While the title seems to already anwser the question on it's own (there's no way you can detect something undetectable), should that really be the case?
Let's check three examples:
- Collapsing Floor trap: it looks identical to all the normal floor around it, except putting too much weight on it causes it to collapse.
- Door Trap: a mechanism that triggers when a heavy door is opened, causing a massive explosion that blasts everything within 100 feet to smithereens, possibly launching the door at the party at high speeds.
- Magic Trap: triggered by an Alarm spell, except the material components were eschewed / made invisible, as well as applying a nondetection spell on it to floor detect magic and find traps spells,
Let's say we have a Rogue with 30 Passive Perception, as well as expertise in Arcana and whatever other skills might be useful.
Do they notice the supposedly undetectable floor trap by noticing the floor sag by a tiiiiny bit, or feeling that is starts to give way as soon as they lightly step onto it, quickly withdrawing their foot before it triggers?

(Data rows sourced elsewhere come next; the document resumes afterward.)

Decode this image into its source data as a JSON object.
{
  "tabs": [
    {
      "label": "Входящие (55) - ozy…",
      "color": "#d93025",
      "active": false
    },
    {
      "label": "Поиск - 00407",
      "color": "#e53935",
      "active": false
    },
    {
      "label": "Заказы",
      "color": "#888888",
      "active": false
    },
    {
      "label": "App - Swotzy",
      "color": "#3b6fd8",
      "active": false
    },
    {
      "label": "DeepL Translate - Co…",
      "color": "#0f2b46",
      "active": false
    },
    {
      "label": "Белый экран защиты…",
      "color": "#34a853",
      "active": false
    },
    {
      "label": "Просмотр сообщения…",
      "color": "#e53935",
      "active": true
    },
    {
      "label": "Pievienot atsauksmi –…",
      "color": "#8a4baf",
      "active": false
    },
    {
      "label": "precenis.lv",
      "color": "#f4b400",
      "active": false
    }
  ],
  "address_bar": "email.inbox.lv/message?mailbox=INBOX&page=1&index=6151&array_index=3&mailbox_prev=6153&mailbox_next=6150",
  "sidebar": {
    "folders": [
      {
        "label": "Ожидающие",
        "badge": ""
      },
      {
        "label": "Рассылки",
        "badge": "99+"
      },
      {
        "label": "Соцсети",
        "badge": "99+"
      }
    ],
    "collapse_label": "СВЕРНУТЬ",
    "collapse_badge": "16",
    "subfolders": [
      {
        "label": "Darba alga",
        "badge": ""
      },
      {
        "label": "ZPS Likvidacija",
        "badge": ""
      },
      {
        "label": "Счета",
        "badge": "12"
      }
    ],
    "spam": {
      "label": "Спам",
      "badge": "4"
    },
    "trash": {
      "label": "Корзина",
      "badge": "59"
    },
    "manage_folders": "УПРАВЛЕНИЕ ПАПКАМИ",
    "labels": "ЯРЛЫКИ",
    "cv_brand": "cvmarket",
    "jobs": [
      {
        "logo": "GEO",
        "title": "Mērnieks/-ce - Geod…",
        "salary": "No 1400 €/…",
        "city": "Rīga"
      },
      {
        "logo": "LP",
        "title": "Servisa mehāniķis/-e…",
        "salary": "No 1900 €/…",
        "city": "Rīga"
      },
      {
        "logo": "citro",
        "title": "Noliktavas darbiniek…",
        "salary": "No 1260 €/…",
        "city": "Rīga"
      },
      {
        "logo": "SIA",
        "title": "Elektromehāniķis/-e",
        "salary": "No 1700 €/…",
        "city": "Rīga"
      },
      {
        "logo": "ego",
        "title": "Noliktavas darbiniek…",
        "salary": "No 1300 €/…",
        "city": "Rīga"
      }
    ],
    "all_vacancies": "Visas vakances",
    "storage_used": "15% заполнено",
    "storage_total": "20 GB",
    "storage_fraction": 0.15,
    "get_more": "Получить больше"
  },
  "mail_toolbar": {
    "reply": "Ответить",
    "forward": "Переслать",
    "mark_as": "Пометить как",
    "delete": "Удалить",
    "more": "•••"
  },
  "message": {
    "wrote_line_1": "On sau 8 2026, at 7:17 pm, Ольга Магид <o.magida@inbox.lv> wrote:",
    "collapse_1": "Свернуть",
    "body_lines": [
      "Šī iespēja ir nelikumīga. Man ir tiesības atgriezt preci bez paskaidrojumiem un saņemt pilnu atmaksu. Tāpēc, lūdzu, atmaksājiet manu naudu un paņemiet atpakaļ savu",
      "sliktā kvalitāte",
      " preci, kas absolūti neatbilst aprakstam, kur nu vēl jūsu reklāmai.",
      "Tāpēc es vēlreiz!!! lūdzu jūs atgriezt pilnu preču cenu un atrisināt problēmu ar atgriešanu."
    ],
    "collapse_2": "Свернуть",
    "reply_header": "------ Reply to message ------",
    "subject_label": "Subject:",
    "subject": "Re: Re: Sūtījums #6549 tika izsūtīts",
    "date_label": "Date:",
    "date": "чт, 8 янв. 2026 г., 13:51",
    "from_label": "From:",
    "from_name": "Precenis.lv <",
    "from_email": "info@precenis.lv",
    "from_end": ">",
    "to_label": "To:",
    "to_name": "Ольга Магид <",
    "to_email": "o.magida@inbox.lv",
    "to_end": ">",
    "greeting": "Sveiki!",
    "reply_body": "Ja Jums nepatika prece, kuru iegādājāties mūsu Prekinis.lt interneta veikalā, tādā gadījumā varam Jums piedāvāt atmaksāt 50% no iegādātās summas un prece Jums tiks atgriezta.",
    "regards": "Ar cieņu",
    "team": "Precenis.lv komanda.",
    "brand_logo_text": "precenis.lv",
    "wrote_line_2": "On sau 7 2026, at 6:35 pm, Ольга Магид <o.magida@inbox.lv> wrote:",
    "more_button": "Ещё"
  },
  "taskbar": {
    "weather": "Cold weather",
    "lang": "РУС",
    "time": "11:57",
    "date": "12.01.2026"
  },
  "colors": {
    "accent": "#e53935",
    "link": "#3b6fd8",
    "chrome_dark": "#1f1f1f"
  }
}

Do they notice that the door's movement isn't quite right - actually, they would have no idea how heavy the door is, and as soon as they hear the mehcanism's clicking, it's already too late. Does perception translate into intuition/gut feelin/sixth sense in this situation, or is this trap outright impossible to prevent, not even allowing perception checks or whatnot, making the trapfinder rogue feel useless?
As for the magic trap, is the only way to detect it to have Truesight (not happening before level 20), or even blindsense (still very high level for a relatively mid-to-low-level trap) to somehow feel the invisible arcane runes/silver string - that sounds like a huge stretch.
TL;DR Can a Rogue detect a trap that is physically and magically impossible to notice, if their perception (and arcana) are high enought? Or are some of the more clever traps just impossible to find, making them top choices against intruders in the D&D multiverse?